Pointers

04 May 2010

The mbed compiler choked on this bit of code:

/* USB Endpoint Events Callback Pointers */

void (* const USB_P_EP[16]) (uint32_t event) = {

P_EP(0),

P_EP(1),

P_EP(2),

P_EP(3),

P_EP(4),

P_EP(5),

P_EP(6),

P_EP(7),

P_EP(8),

P_EP(9),

P_EP(10),

P_EP(11),

P_EP(12),

P_EP(13),

P_EP(14),

P_EP(15),

};

Can anybody explain on the correct format for this?

04 May 2010

"Choked" is a bit vague. Show us the definition of P_EP and the full error message.

04 May 2010

Sorry about 'choked'

#define P_EP(n) ((USB_EP_EVENT & (1 << (n))) ? USB_EndPoint##n : NULL)

The error message is:

"A value of type "void *" cannot be used to initialize an entity of type "void (*const)(std::uint32_t)" (E144)"

04 May 2010

I can't reproduce it with your sample right now, but I had this problem once. As far as I remember, it goes like this:

In C, NULL is defined as (void*)0.
In C++, NULL is defined as 0.
In C++, void* cannot be cast to a function pointer.

So, check your include files, it's likely that one of them is defining NULL as (void*)0 without checking for C++ mode.
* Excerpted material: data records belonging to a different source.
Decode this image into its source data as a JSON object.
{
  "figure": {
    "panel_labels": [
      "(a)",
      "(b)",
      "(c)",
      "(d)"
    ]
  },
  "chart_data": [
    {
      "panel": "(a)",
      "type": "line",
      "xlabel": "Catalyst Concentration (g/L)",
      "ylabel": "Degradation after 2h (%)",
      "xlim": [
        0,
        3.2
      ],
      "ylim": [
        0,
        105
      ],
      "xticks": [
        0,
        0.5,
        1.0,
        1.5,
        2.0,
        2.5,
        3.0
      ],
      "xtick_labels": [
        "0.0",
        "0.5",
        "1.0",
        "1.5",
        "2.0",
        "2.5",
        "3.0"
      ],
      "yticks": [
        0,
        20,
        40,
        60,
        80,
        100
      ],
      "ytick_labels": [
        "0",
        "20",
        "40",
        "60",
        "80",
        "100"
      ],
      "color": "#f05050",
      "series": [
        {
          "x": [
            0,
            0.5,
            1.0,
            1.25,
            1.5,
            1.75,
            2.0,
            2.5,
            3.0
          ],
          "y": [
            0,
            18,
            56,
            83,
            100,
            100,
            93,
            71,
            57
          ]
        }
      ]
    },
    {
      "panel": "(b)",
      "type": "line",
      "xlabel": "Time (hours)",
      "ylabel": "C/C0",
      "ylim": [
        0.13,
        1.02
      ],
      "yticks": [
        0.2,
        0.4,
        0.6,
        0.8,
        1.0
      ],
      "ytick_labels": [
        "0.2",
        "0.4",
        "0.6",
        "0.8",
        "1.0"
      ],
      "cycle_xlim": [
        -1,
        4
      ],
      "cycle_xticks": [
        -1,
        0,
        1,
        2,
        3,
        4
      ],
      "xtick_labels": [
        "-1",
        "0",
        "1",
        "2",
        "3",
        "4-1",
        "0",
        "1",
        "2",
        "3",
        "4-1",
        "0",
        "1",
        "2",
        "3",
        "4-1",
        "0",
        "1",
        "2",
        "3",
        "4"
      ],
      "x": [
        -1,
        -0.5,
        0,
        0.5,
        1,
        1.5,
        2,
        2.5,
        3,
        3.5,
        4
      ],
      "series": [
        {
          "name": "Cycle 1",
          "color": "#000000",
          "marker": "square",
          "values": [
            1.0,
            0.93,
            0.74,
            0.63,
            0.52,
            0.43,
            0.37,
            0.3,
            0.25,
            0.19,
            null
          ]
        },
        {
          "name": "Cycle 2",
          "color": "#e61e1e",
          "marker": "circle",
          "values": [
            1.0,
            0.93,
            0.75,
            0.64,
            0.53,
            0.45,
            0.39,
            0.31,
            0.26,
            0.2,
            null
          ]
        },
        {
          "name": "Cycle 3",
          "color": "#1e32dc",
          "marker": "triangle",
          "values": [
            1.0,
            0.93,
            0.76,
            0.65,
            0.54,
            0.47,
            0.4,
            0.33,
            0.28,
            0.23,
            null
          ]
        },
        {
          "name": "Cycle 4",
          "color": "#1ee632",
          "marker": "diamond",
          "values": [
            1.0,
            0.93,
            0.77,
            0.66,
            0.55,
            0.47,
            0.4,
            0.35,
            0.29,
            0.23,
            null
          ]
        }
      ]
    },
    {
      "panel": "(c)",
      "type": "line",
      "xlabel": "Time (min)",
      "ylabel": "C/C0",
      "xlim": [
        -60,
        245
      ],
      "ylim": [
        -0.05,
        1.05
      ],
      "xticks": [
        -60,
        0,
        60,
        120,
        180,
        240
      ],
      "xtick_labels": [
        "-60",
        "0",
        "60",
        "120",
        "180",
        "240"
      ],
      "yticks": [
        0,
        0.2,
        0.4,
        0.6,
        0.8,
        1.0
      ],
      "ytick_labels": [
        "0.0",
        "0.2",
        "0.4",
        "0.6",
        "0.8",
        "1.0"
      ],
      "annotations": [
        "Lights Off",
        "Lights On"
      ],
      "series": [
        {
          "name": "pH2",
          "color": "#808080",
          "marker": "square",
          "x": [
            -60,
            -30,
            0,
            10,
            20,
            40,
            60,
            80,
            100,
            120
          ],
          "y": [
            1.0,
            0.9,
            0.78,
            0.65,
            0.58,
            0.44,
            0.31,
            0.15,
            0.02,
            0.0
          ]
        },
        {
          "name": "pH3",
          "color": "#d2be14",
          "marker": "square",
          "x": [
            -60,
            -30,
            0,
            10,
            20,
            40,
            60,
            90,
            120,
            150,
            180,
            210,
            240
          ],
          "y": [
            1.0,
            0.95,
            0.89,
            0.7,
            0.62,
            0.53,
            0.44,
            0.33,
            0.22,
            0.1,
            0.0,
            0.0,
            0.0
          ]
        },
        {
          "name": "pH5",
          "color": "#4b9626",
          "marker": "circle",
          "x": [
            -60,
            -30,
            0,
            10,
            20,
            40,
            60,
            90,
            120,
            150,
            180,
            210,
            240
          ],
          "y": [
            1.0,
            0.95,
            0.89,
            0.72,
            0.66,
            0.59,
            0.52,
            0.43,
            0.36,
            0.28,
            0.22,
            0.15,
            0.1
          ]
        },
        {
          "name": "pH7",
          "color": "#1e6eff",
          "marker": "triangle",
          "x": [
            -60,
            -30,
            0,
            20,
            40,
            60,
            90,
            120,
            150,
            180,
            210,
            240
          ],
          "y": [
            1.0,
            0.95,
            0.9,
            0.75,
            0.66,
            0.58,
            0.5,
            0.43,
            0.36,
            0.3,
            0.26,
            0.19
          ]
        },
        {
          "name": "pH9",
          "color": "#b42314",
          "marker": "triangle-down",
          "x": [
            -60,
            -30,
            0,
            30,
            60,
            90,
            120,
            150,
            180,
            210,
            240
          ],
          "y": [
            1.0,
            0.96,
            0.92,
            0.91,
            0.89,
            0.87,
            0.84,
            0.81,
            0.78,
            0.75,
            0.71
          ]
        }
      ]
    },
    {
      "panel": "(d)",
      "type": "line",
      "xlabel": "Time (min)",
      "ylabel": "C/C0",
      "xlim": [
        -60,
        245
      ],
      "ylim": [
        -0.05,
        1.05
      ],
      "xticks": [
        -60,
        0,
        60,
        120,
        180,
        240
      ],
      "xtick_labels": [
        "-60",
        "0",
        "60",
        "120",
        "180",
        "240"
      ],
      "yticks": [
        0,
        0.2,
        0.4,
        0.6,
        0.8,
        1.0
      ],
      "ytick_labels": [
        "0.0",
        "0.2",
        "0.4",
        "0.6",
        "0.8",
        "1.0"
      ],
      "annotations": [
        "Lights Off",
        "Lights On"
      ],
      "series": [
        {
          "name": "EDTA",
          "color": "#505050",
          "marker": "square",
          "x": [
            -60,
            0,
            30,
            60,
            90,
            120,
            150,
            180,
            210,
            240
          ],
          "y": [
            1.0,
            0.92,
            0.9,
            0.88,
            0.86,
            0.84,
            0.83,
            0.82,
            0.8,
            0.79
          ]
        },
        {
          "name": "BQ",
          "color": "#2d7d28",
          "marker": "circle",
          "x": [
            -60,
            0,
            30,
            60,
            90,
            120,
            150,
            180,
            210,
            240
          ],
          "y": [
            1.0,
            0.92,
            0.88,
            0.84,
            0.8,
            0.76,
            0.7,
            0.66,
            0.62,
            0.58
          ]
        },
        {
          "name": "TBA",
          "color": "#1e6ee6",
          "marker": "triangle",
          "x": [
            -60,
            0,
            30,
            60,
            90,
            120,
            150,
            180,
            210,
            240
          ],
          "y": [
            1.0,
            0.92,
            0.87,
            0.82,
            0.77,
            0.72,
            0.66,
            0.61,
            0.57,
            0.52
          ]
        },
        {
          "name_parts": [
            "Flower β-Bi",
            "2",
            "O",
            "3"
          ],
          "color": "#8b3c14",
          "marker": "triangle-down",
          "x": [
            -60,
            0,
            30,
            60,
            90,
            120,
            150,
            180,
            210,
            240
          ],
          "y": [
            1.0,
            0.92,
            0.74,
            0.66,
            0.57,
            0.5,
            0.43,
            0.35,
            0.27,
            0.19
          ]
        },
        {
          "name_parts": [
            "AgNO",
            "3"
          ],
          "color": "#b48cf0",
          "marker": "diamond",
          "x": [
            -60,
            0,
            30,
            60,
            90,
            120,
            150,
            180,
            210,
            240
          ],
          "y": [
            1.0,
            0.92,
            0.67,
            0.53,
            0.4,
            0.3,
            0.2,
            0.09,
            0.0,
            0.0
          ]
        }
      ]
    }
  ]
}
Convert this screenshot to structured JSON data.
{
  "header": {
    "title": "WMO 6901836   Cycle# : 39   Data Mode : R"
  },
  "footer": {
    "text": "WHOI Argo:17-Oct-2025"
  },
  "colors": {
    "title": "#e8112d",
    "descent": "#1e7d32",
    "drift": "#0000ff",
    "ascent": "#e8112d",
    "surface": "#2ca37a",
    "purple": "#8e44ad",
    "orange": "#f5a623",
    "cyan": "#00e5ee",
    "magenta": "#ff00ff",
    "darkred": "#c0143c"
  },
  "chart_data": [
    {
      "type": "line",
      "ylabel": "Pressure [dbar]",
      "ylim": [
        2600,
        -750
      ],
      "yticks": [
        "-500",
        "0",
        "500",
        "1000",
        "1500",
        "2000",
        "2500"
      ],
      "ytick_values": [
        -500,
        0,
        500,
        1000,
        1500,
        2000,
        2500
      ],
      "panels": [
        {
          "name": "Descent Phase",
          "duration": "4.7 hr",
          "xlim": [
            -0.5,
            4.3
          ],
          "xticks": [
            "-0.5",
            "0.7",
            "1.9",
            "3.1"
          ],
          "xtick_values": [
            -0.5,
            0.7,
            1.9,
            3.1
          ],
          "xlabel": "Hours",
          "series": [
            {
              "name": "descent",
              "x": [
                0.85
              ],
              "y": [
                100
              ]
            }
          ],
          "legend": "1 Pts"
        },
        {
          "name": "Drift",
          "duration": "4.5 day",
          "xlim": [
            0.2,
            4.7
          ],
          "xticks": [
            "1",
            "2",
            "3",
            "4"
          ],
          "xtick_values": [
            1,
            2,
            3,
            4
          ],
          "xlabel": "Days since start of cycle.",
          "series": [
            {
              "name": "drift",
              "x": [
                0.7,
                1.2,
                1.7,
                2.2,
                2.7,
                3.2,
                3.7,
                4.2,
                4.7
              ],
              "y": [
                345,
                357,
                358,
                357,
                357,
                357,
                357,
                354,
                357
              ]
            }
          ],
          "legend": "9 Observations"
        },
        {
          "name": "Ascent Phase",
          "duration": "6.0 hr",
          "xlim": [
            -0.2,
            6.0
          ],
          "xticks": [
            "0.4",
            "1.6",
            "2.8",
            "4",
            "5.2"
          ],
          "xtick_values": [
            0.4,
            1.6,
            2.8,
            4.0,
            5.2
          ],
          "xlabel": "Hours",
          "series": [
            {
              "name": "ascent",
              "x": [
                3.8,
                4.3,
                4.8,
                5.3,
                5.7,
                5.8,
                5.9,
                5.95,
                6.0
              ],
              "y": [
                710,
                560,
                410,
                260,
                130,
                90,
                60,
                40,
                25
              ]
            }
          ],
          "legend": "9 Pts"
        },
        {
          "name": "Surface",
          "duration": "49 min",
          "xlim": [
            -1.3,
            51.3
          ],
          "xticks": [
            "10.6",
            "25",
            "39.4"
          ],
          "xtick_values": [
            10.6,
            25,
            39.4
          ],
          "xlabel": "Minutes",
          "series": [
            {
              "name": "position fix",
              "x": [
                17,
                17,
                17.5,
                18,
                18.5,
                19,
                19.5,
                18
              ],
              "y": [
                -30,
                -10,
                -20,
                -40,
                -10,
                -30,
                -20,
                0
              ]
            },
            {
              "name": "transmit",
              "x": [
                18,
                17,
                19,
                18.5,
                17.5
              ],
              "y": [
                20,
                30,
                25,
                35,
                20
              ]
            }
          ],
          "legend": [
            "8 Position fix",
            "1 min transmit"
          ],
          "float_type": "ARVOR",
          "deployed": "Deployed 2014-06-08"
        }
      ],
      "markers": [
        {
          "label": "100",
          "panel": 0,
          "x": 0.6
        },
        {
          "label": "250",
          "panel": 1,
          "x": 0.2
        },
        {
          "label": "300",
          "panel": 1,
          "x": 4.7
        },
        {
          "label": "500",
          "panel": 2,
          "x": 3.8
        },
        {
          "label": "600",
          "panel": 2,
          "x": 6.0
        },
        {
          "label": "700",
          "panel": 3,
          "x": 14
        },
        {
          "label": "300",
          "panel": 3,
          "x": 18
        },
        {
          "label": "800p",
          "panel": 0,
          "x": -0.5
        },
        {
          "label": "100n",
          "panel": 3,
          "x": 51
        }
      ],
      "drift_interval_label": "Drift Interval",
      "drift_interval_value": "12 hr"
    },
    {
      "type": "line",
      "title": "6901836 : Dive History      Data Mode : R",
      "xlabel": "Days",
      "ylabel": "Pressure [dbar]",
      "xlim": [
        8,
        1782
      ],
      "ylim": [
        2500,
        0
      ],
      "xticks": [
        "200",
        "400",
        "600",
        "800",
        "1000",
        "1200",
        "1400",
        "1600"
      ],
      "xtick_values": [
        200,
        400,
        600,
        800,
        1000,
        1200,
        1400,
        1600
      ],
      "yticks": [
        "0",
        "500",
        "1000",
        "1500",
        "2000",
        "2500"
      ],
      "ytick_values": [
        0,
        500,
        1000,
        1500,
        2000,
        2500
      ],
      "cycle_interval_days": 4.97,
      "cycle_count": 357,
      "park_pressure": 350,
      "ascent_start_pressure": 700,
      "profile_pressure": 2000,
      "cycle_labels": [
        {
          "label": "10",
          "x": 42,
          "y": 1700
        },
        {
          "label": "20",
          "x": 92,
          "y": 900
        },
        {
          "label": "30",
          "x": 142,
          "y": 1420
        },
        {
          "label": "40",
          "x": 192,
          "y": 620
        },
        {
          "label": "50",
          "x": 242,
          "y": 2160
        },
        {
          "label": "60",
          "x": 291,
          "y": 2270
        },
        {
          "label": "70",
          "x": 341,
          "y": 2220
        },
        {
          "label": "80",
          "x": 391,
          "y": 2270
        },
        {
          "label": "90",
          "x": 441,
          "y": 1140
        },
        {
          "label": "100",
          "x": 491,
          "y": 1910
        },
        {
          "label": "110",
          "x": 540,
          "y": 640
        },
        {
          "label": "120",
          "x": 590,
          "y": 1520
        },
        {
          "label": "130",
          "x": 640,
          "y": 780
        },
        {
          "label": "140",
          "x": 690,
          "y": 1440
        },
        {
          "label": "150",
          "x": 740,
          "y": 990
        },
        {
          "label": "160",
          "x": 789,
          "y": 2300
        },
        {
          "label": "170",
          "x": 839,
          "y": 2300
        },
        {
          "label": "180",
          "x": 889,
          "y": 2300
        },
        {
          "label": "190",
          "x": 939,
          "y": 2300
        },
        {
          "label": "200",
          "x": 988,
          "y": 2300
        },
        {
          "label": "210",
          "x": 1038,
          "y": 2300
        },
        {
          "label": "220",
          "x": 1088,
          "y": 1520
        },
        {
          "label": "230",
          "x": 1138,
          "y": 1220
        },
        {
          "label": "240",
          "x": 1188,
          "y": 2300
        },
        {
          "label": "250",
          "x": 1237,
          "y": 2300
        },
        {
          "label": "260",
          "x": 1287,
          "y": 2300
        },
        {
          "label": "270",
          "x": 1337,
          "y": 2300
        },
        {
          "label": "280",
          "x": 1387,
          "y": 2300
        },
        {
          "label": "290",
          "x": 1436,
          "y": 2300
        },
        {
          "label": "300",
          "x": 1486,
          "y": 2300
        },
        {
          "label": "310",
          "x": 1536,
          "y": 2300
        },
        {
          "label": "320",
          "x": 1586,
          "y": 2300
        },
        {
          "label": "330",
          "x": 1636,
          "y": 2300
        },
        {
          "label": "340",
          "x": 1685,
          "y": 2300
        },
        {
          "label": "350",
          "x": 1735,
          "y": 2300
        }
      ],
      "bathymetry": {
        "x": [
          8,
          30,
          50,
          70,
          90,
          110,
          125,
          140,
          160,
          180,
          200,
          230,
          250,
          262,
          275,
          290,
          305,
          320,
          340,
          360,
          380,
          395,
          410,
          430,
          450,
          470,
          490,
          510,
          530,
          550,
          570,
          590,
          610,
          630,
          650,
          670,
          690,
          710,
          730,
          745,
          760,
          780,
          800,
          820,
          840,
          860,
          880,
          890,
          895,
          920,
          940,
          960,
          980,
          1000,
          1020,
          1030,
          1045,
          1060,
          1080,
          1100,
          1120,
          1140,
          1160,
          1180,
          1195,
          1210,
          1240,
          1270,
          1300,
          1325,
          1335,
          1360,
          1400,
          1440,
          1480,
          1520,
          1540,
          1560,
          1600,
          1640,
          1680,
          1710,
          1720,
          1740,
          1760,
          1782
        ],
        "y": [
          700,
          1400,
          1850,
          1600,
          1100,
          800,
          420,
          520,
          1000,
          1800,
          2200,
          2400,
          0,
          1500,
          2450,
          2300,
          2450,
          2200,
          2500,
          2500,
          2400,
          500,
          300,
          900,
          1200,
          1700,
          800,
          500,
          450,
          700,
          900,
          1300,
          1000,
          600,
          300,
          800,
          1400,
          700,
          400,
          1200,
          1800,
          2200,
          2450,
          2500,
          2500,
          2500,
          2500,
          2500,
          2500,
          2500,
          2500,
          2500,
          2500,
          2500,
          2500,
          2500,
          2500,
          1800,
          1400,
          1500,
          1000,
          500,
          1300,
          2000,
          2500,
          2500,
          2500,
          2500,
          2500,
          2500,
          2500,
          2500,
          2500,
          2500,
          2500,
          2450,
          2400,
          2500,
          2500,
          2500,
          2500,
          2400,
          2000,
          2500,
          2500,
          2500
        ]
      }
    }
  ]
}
The correct definition should look like this:

#ifndef NULL
#ifdef __cplusplus
#define NULL    0
#else
#define NULL    ((void *)0)
#endif
#endif

04 May 2010

I did find NULL defined as:

#ifndef NULL

 

#define NULL    ((void *)0)

#endif

It was in the NXP type.h header file. Putting in your definition fixed it.
I have another similar problem and I'm wondering if this too is a C to C++ issue.
It occurs two times on code lines:
(uint8_t *)pD += ((USB_CONFIGURATION_DESCRIPTOR *)pD)->wTotalLength;
(uint8_t *)pD += pD->bLength;
with the same error message:
"Expression must be a modifiable lvalue (E137)"

 

04 May 2010 . Edited: 04 May 2010

You again didn't provide definitions, but I can guess that pD is a pointer to another USB structure. You cannot use such expression in C++. Try to rewrite it, for example:

uint8_t * pNextD = (uint8_t *)pD + ((USB_CONFIGURATION_DESCRIPTOR *)pD)->wTotalLength;
pD = (TYPE_OF_D*)pNextD;
pNextD = (uint8_t *)pD  + pD->bLength;
pD = (TYPE_OF_D*)pNextD;

Do not afraid to be verbose, modern compilers are pretty good at optimizing sequences of complex expressions, and readable code is better for humans.